Economia

Londra dribbla la Brexit: +2,3% il Pil

L'Istat inglese: "Grazie alla finanza la crescita non risente del voto". Il nodo prezzi

Londra dribbla la Brexit: +2,3% il Pil

In fondo, è anche una questione di coraggio. Oggi come 30 anni fa. Riprogettare il proprio mondo, mettere in discussione certezze consolidate. Smascherare il conservatorismo travestito da progressismo. Tutte cose che gli inglesi ben sanno. Con lo schiaffo della Brexit hanno sfidato l'ignoto, e ora si fanno beffe delle prefiche pronte al funerale del Regno. Il Pil inglese, infatti, è vivo: +0,5% nel terzo trimestre, più delle attese, e un robusto +2,3% annuo che l'Italia dello zero virgola manco si sogna.

Se fosse ancora viva, probabilmente festeggerebbe quella Margaret Thatcher mai tenera nei confronti dell'Unione europea, fino al punto da sbatterle in faccia un «voglio indietro i miei soldi!». La Gran Bretagna che come un magnete calamita una fetta gigantesca degli affari globali, è infatti una sua creazione.
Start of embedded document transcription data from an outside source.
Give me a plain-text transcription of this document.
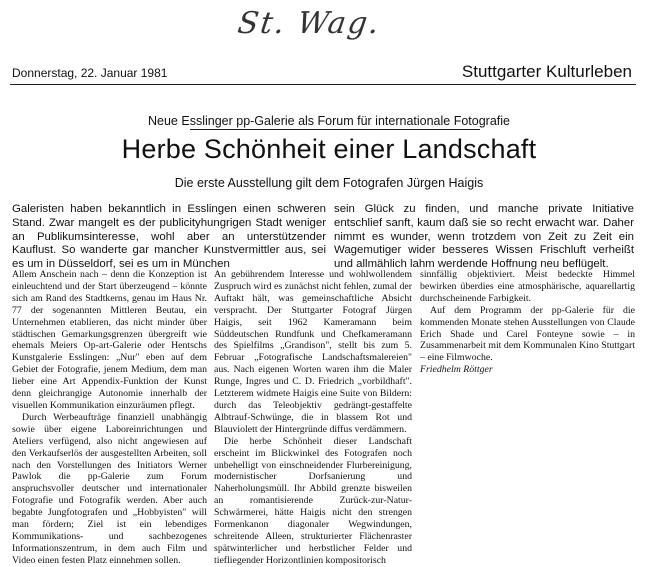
St. Wag.
Donnerstag, 22. Januar 1981	Stuttgarter Kulturleben
Neue Esslinger pp-Galerie als Forum für internationale Fotografie
Herbe Schönheit einer Landschaft
Die erste Ausstellung gilt dem Fotografen Jürgen Haigis
Galeristen haben bekanntlich in Esslingen einen schweren Stand. Zwar mangelt es der publicityhungrigen Stadt weniger an Publikumsinteresse, wohl aber an unterstützender Kauflust. So wanderte gar mancher Kunstvermittler aus, sei es um in Düsseldorf, sei es um in München
sein Glück zu finden, und manche private Initiative entschlief sanft, kaum daß sie so recht erwacht war. Daher nimmt es wunder, wenn trotzdem von Zeit zu Zeit ein Wagemutiger wider besseres Wissen Frischluft verheißt und allmählich lahm werdende Hoffnung neu beflügelt.

Allem Anschein nach – denn die Konzeption ist einleuchtend und der Start überzeugend – könnte sich am Rand des Stadtkerns, genau im Haus Nr. 77 der sogenannten Mittleren Beutau, ein Unternehmen etablieren, das nicht minder über städtischen Gemarkungsgrenzen übergreift wie ehemals Meiers Op-art-Galerie oder Hentschs Kunstgalerie Esslingen: „Nur" eben auf dem Gebiet der Fotografie, jenem Medium, dem man lieber eine Art Appendix-Funktion der Kunst denn gleichrangige Autonomie innerhalb der visuellen Kommunikation einzuräumen pflegt.

Durch Werbeaufträge finanziell unabhängig sowie über eigene Laboreinrichtungen und Ateliers verfügend, also nicht angewiesen auf den Verkaufserlös der ausgestellten Arbeiten, soll nach den Vorstellungen des Initiators Werner Pawlok die pp-Galerie zum Forum anspruchsvoller deutscher und internationaler Fotografie und Fotografik werden. Aber auch begabte Jungfotografen und „Hobbyisten" will man fördern; Ziel ist ein lebendiges Kommunikations- und sachbezogenes Informationszentrum, in dem auch Film und Video einen festen Platz einnehmen sollen.

An gebührendem Interesse und wohlwollendem Zuspruch wird es zunächst nicht fehlen, zumal der Auftakt hält, was gemeinschaftliche Absicht verspracht. Der Stuttgarter Fotograf Jürgen Haigis, seit 1962 Kameramann beim Süddeutschen Rundfunk und Chefkameramann des Spielfilms „Grandison", stellt bis zum 5. Februar „Fotografische Landschaftsmalereien" aus. Nach eigenen Worten waren ihm die Maler Runge, Ingres und C. D. Friedrich „vorbildhaft". Letzterem widmete Haigis eine Suite von Bildern: durch das Teleobjektiv gedrängt-gestaffelte Albtrauf-Schwünge, die in blassem Rot und Blauviolett der Hintergründe diffus verdämmern.

Die herbe Schönheit dieser Landschaft erscheint im Blickwinkel des Fotografen noch unbehelligt von einschneidender Flurbereinigung, modernistischer Dorfsanierung und Naherholungsmüll. Ihr Abbild grenzte bisweilen an romantisierende Zurück-zur-Natur-Schwärmerei, hätte Haigis nicht den strengen Formenkanon diagonaler Wegwindungen, schreitende Alleen, strukturierter Flächenraster spätwinterlicher und herbstlicher Felder und tiefliegender Horizontlinien kompositorisch

sinnfällig objektiviert. Meist bedeckte Himmel bewirken überdies eine atmosphärische, aquarellartig durchscheinende Farbigkeit.

Auf dem Programm der pp-Galerie für die kommenden Monate stehen Ausstellungen von Claude Erich Shade und Carel Fonteyne sowie – in Zusammenarbeit mit dem Kommunalen Kino Stuttgart – eine Filmwoche.

Friedhelm Röttger
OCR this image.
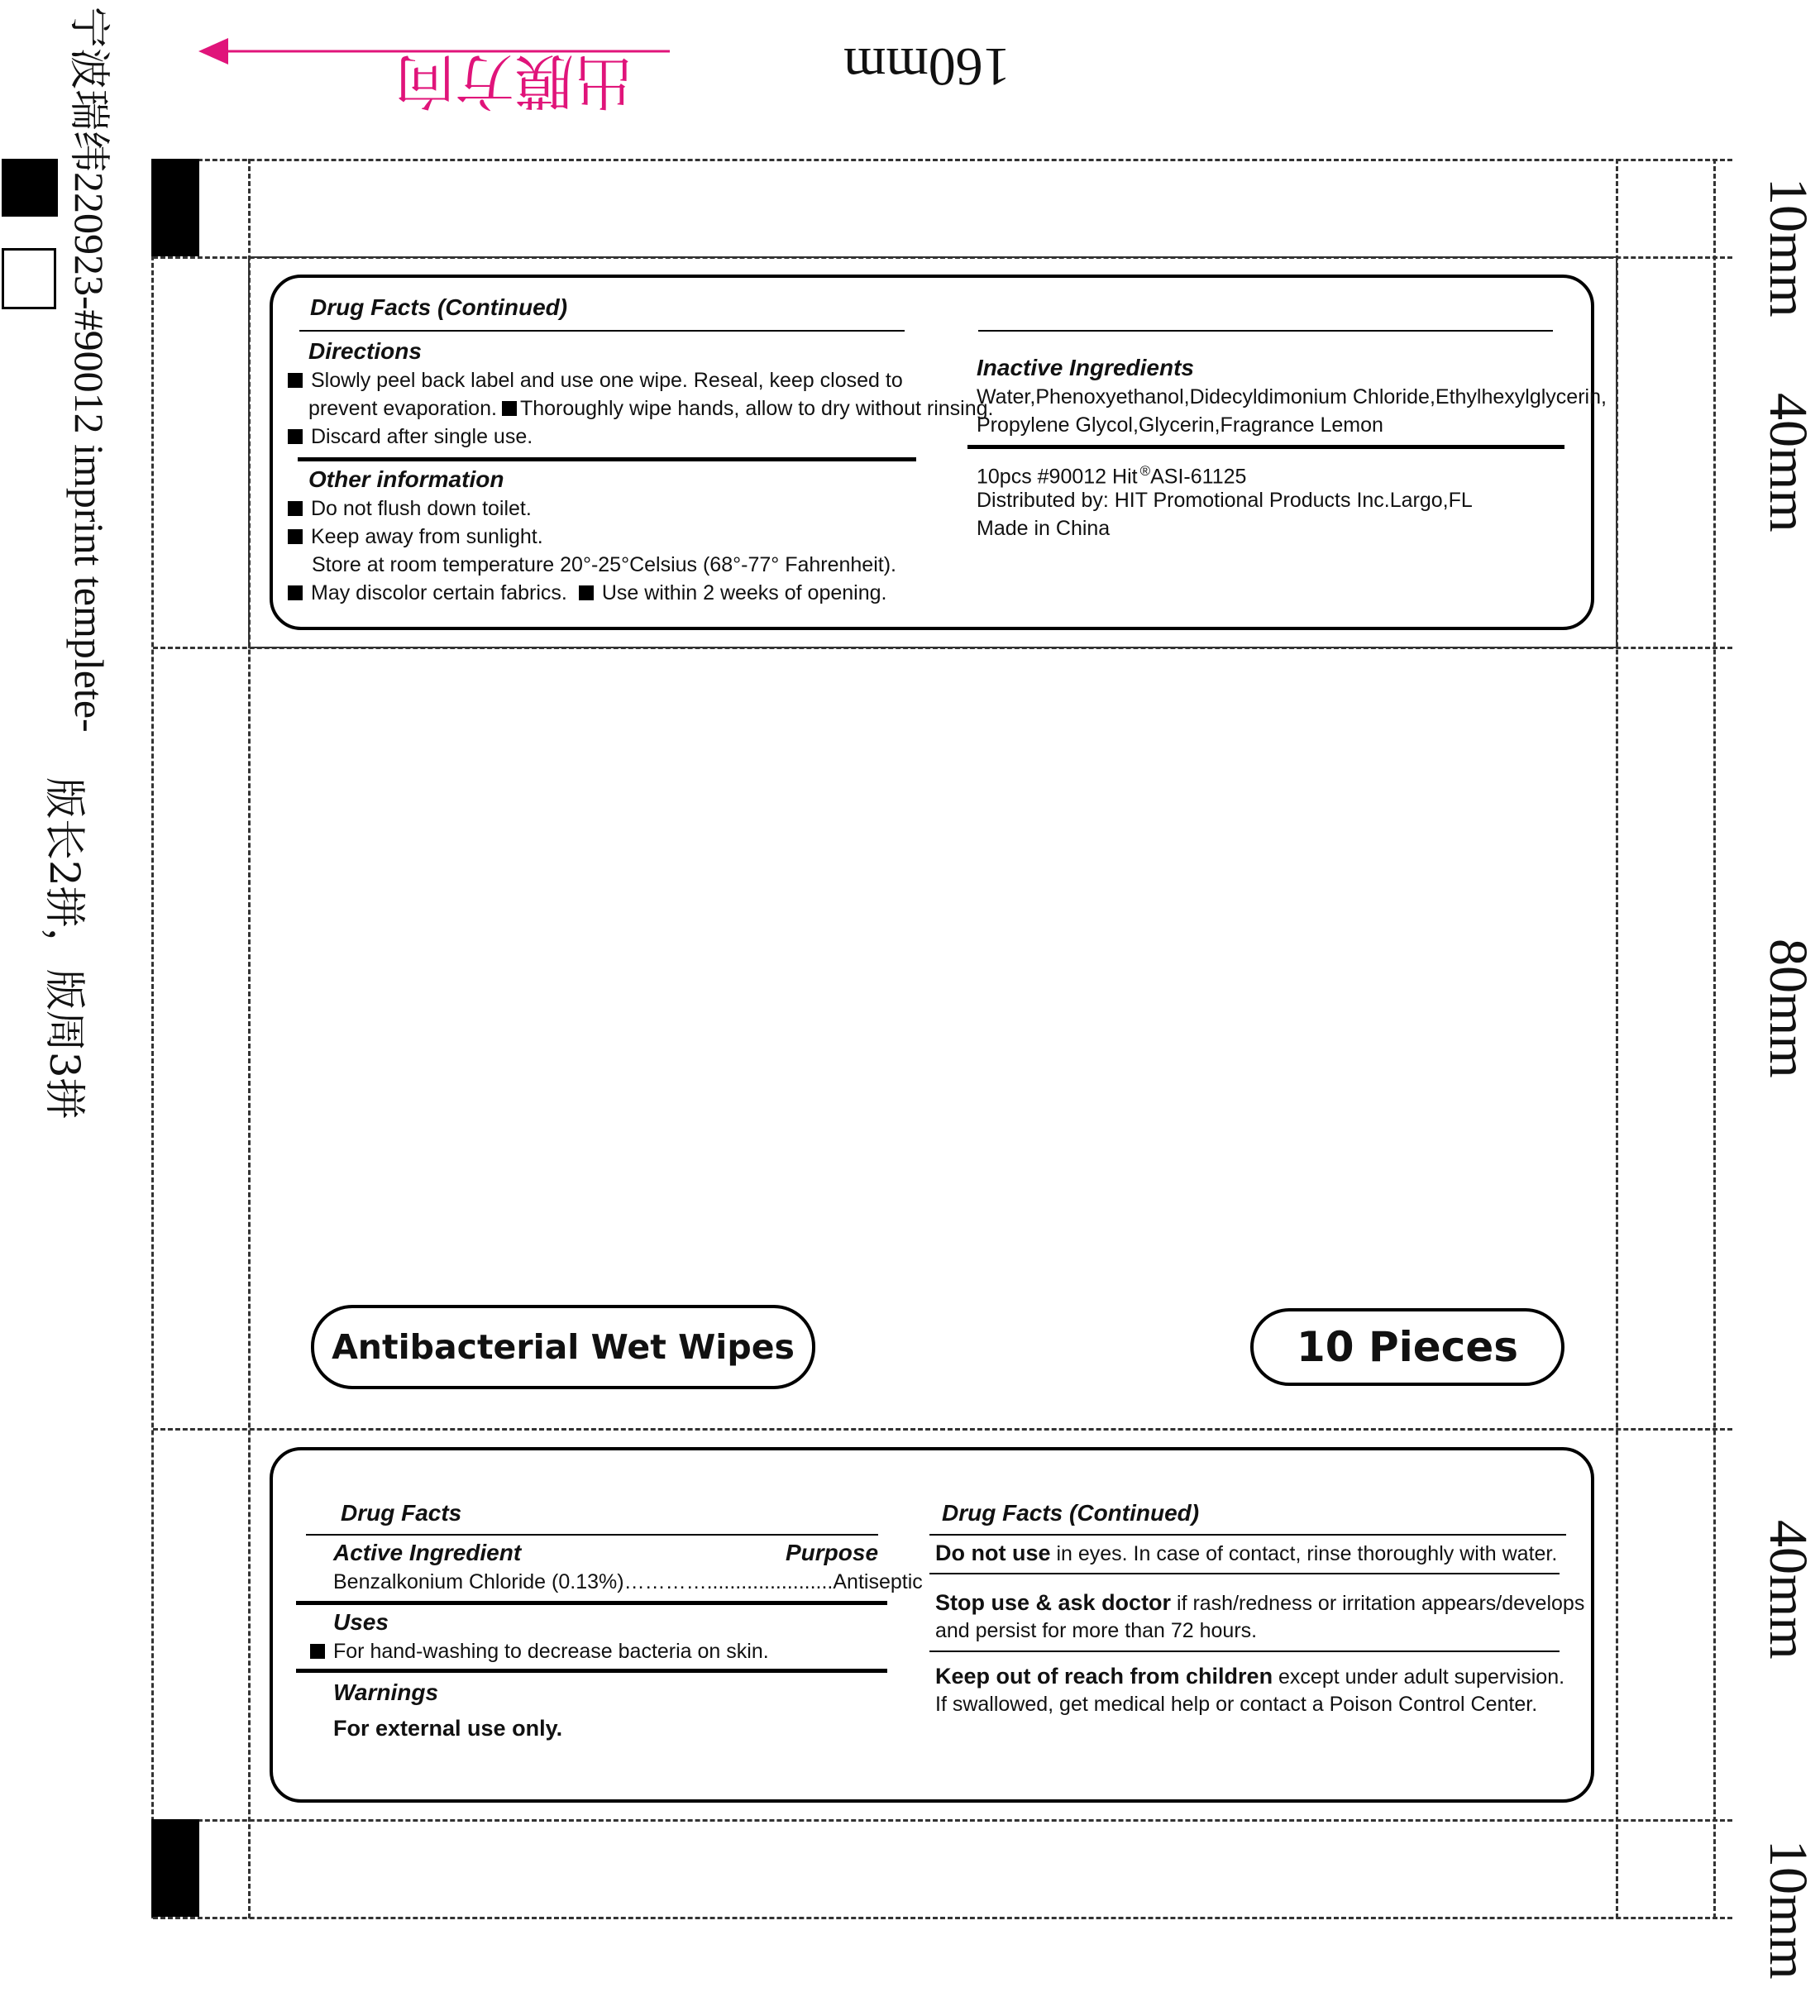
出膜方向	160mm
宁波瑞纬220923-#90012 imprint templete-
版长2拼，版周3拼
10mm
40mm
80mm
40mm
10mm
Drug Facts (Continued)
Directions
Slowly peel back label and use one wipe. Reseal, keep closed to
prevent evaporation. Thoroughly wipe hands, allow to dry without rinsing.
Discard after single use.
Other information
Do not flush down toilet.
Keep away from sunlight.
Store at room temperature 20°-25°Celsius (68°-77° Fahrenheit).
May discolor certain fabrics. Use within 2 weeks of opening.
Inactive Ingredients
Water,Phenoxyethanol,Didecyldimonium Chloride,Ethylhexylglycerin,
Propylene Glycol,Glycerin,Fragrance Lemon
10pcs #90012 Hit ®ASI-61125
Distributed by: HIT Promotional Products Inc.Largo,FL
Made in China
Antibacterial Wet Wipes	10 Pieces
Drug Facts
Active Ingredient	Purpose
Benzalkonium Chloride (0.13%)…………......................Antiseptic
Uses
For hand-washing to decrease bacteria on skin.
Warnings
For external use only.
Drug Facts (Continued)
Do not use in eyes. In case of contact, rinse thoroughly with water.
Stop use & ask doctor if rash/redness or irritation appears/develops
and persist for more than 72 hours.
Keep out of reach from children except under adult supervision.
If swallowed, get medical help or contact a Poison Control Center.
Plasmata esattamente tre decenni fa, con l'entrata in vigore, il 27 ottobre 1986, del Financial Services Act. Viene scodellato dopo la battaglia vinta contro le Trade Unions dei minatori, e rivoluziona il mercato borsistico con il taglio definitivo del cordone ombelicale che ancora legava la Union Jack alla società industriale con incrostazioni vittoriane. È la legge nota come il Big Bang della City, è la norma che ne cambia i connotati trasformando un mercatino quasi domestico in un centro capace di integrarsi con le Borse mondiali e di costituire il terzo anello, dopo New York e Tokio, di una catena dove sugli scambi non tramonta mai il sole. La Lady di Ferro fa la rivoluzione con due passate di bianchetto: cancella le commissioni fisse in Borsa e la figura degli intermediari. È un po' un copia-incolla di quanto fatto a Wall Street nel '75, ma basta per far sparire quel mondo pittoresco fatto di grida, sudore, maniche rimboccate e segni convenzionali che a Piazza Affari resisterà fino alla primavera del '94, sostituito da computer e compravendite frenetiche.

Le fondamenta di allora sono le stesse su cui oggi si regge l'Inghilterra. E visti i dati sulla crescita del Paese, si direbbero solide. L'Istat inglese fa sapere che «le prospettive di crescita non sembrano al momento risentire dell'esito referendario e un buon risultato dei servizi ha permesso di compensare una debolezza degli altri comparti». Dove per servizi si intende soprattutto la finanza. Di certo, le previsioni più catastrofiche vanno ricalibrate. Merito anche del pronto intervento della banca centrale, rapida nel tagliare i tassi la scorsa estate. Una mossa che consentirà un dietrofront nel caso l'inflazione, a causa della sterlina debole, dovesse surriscaldarsi. Con i prezzi in aumento dell'1% annuo in settembre, Londra non sembra però correre questo rischio. Resta da vedere come si comporteranno le banche che minacciano una fuga dalla City, anche se l'esodo dipenderà dal modo in cui si svilupperanno i negoziati con Bruxelles per l'uscita dall'Unione.

Le grandi industrie non sembrano invece scoraggiate: la giapponese Nissan ha annunciato ieri di voler produrre il nuovo modello della sua piccola 4x4 Qashqai nel Sunderland, nel nord est dell'Inghilterra. «Un voto di fiducia» nei confronti del Paese, ha commentato il premier Theresa May.

O, come sempre, anche un atto di coraggio.